Eur. Phys. J. Special Topics 216, 3-20 (2013)
https://doi.org/10.1140/epjst/e2013-01724-4

Review

Statistical universality and the method of Poissonian randomizations

Holon Institute of Technology, PO Box 305, Holon 58102, Israel

^a e-mail: eliazar@post.tau.ac.il

Received: 30 November 2012
Revised: 6 December 2012
Published online: 31 January 2013

Abstract

In this paper we demonstrate the remarkable effectiveness of Poissonian randomizations in the generation of statistical universality. We do so via a highly versatile spatio-statistical model in which points are randomly scattered, according to a Poisson process, across a general metric space. The points have general independent and identically distributed random physical characteristics.
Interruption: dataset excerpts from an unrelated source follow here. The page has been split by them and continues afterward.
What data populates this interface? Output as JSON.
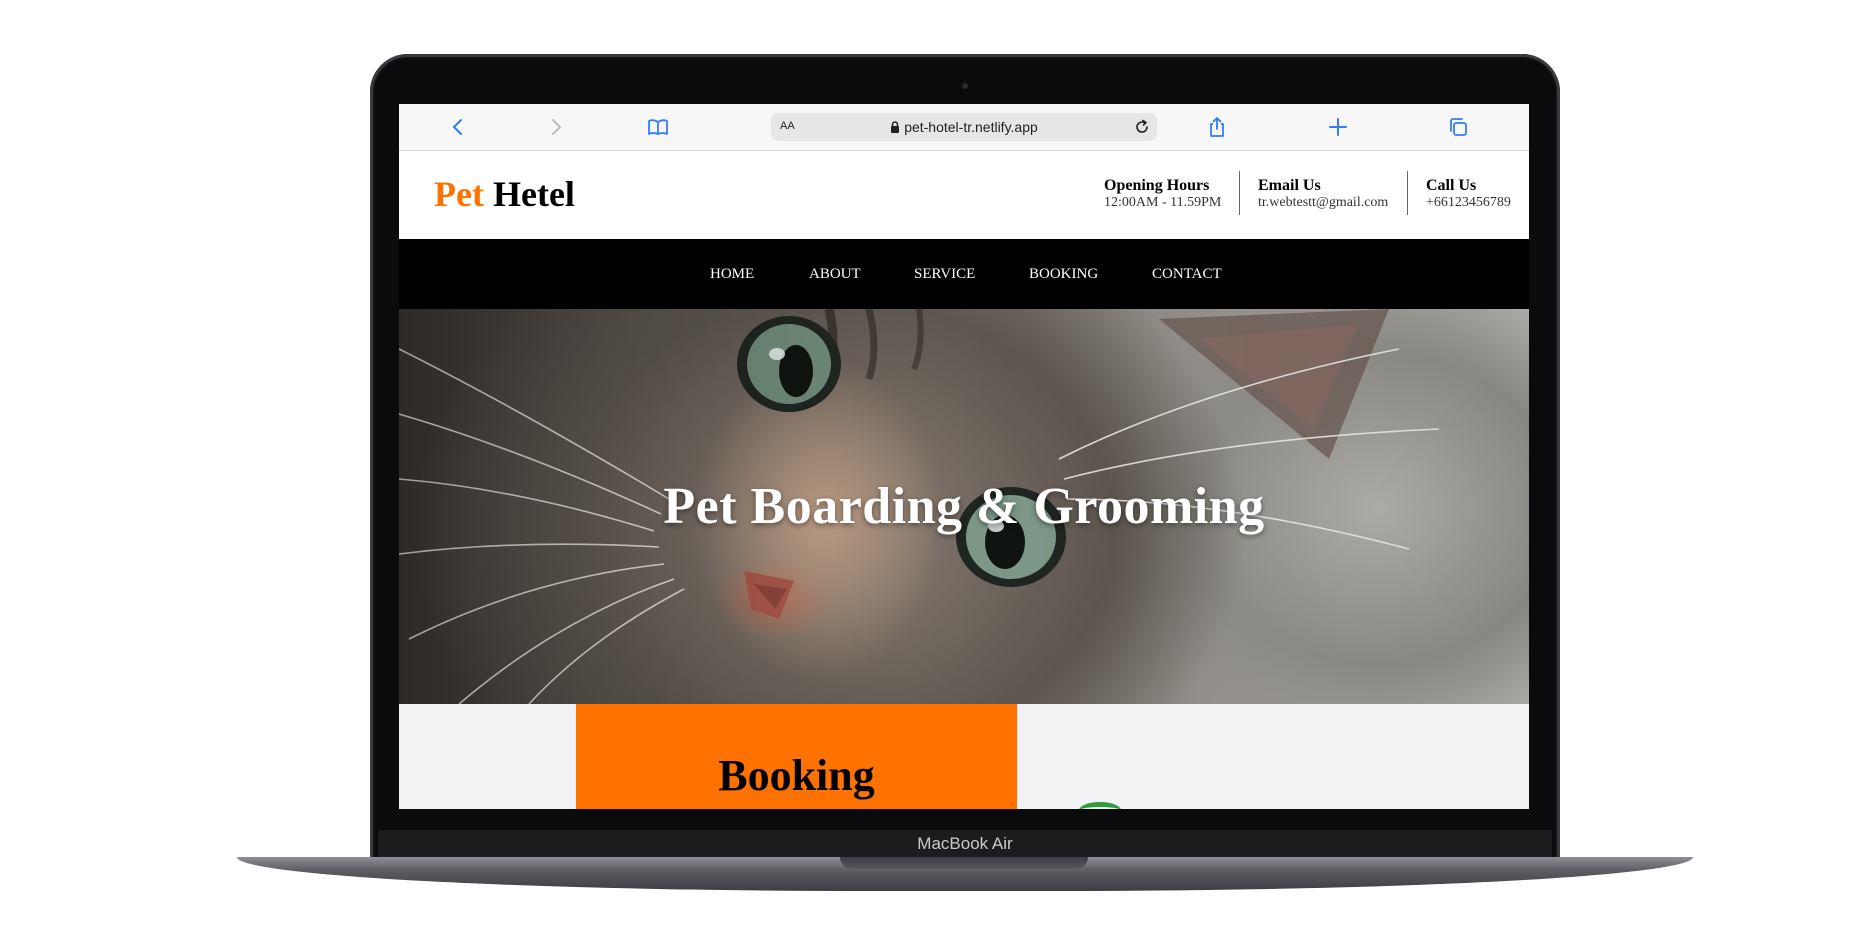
{
  "device": {
    "model_label": "MacBook Air"
  },
  "browser": {
    "text_size_label": "AA",
    "url": "pet-hotel-tr.netlify.app",
    "icons": [
      "back-icon",
      "forward-icon",
      "bookmarks-icon",
      "lock-icon",
      "reload-icon",
      "share-icon",
      "new-tab-icon",
      "tabs-icon"
    ]
  },
  "site": {
    "logo": {
      "part1": "Pet",
      "part2": "Hetel",
      "accent_color": "#ff7200"
    },
    "header_info": [
      {
        "title": "Opening Hours",
        "value": "12:00AM - 11.59PM"
      },
      {
        "title": "Email Us",
        "value": "tr.webtestt@gmail.com"
      },
      {
        "title": "Call Us",
        "value": "+66123456789"
      }
    ],
    "nav": [
      "HOME",
      "ABOUT",
      "SERVICE",
      "BOOKING",
      "CONTACT"
    ],
    "hero": {
      "title": "Pet Boarding & Grooming"
    },
    "booking": {
      "title": "Booking",
      "color": "#ff7200"
    }
  }
}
A probe is positioned in space, and is affected by the points. The effect of a given point on the probe is a function of the physical characteristic of the point and the distance of the point from the probe. We determine the classes of Poissonian randomizations – i.e., the spatial Poissonian scatterings of the points – that render the effects of the points invariant with respect to the physical characteristics of the points. These Poissonian randomizations have intrinsic power-law structures, yield statistical robustness, and generate universal statistics including Lévy distributions and extreme-value distributions. In effect, our results establish how “fractal” spatial geometries lead to statistical universality.